Some, perhaps cynically, dismiss what is supposed to be the most romantic day of the year as little more than a commercial construction, aimed at driving consumption. Others even point at how every year divorce lawyers look forward to the date, as the number of those looking to file for divorce spikes around Valentine’s. Apparently, the stress of trying to come up with something special on the day becomes too much, triggering the collapse of already struggling relationships.
Also, there is The Valentines Effect. An economics concept referring to a rise in prices for a given product or service, which isn’t determined by a shortage in supply. The effect was first noticed amongst those buying Valentine’ flowers for their better halves, happily paying between 3 and 5 times more for red roses than at any other time of the year.

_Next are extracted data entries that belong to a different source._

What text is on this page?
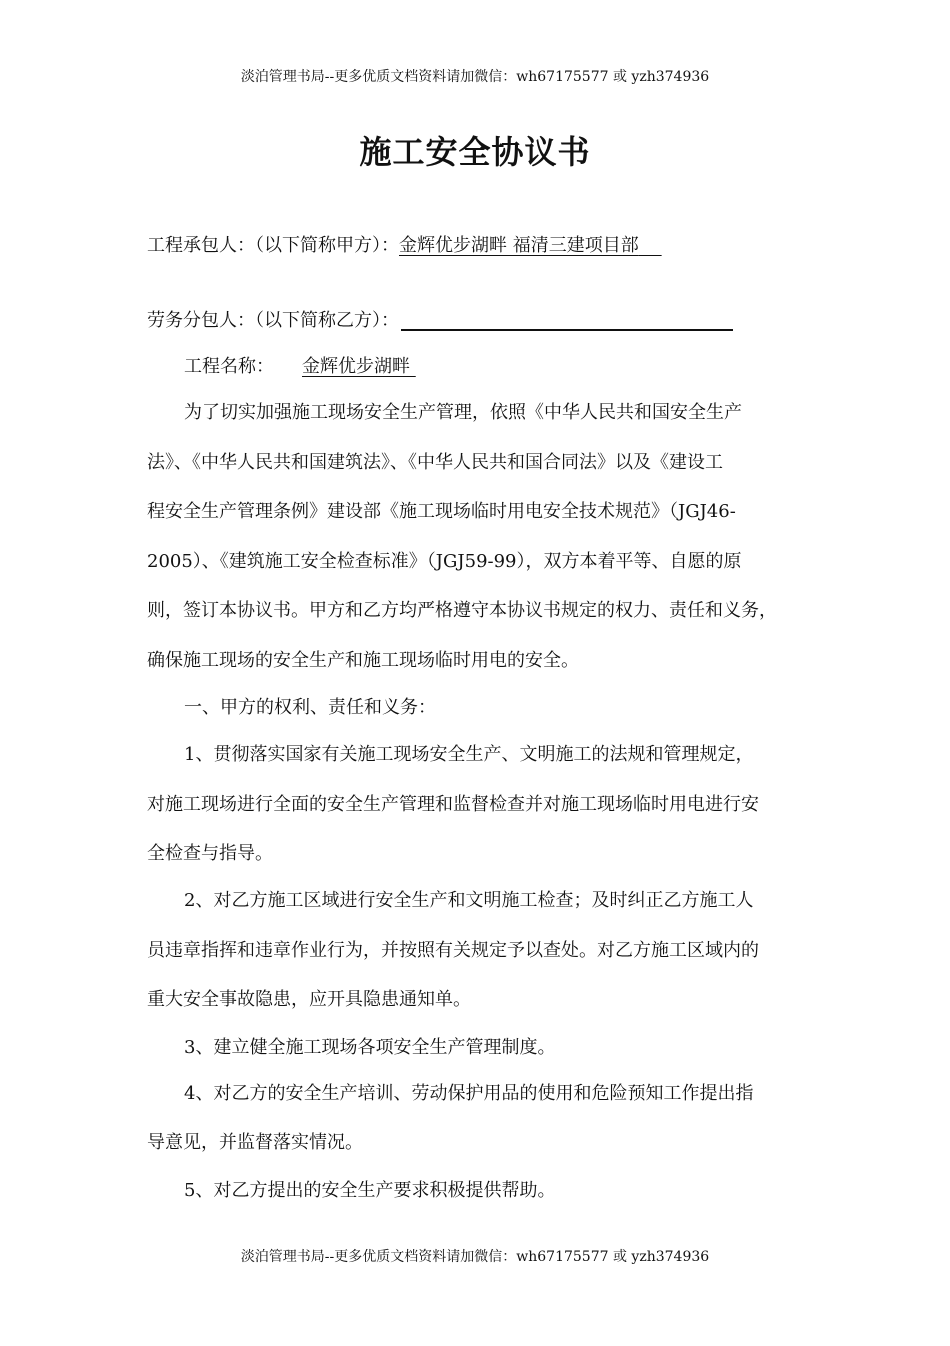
淡泊管理书局--更多优质文档资料请加微信：wh67175577 或 yzh374936
施工安全协议书
工程承包人：（以下简称甲方）：金辉优步湖畔 福清三建项目部
劳务分包人：（以下简称乙方）：
工程名称： 金辉优步湖畔
为了切实加强施工现场安全生产管理，依照《中华人民共和国安全生产
法》、《中华人民共和国建筑法》、《中华人民共和国合同法》以及《建设工
程安全生产管理条例》建设部《施工现场临时用电安全技术规范》（JGJ46-
2005）、《建筑施工安全检查标准》（JGJ59-99），双方本着平等、自愿的原
则，签订本协议书。甲方和乙方均严格遵守本协议书规定的权力、责任和义务，
确保施工现场的安全生产和施工现场临时用电的安全。
一、甲方的权利、责任和义务：
1、贯彻落实国家有关施工现场安全生产、文明施工的法规和管理规定，
对施工现场进行全面的安全生产管理和监督检查并对施工现场临时用电进行安
全检查与指导。
2、对乙方施工区域进行安全生产和文明施工检查；及时纠正乙方施工人
员违章指挥和违章作业行为，并按照有关规定予以查处。对乙方施工区域内的
重大安全事故隐患，应开具隐患通知单。
3、建立健全施工现场各项安全生产管理制度。
4、对乙方的安全生产培训、劳动保护用品的使用和危险预知工作提出指
导意见，并监督落实情况。
5、对乙方提出的安全生产要求积极提供帮助。
淡泊管理书局--更多优质文档资料请加微信：wh67175577 或 yzh374936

This happens not just due to supply falling short in the face of increasing demand, as many would instinctively assume.
Price rises are not caused by greater demand and insufficient supply; in fact, the availability of red roses increases in line with the seasonal market needs. What happens is that buyers just aren’t as worried as they normally would be about how much the flowers cost, focusing instead on the need to buy a gift for their loved ones. This type of economic phenomena, where despite the absence of an imbalance in the supply chain, prices still rise due to psychological reasons, is known as The Valentine Effect.
Within the context of the financial markets something akin to a Valentines Effect, albeit more literally, as it describes trading dynamics occurring around Valentine’s day, has also been noticed. A Standard & Poors study found that since 1928 the S&P500 index closed in the green only on 40 per cent of Valentine days, with a similar dynamic also noted on the Dow Jones index. The reasons for such patterns are not entirely clear, but some observers believe it could be the result of the anxiety felt by traders about their plans for the evening. So, if you’re planning to trade this Valentine’s, try to fall in love with the right stocks!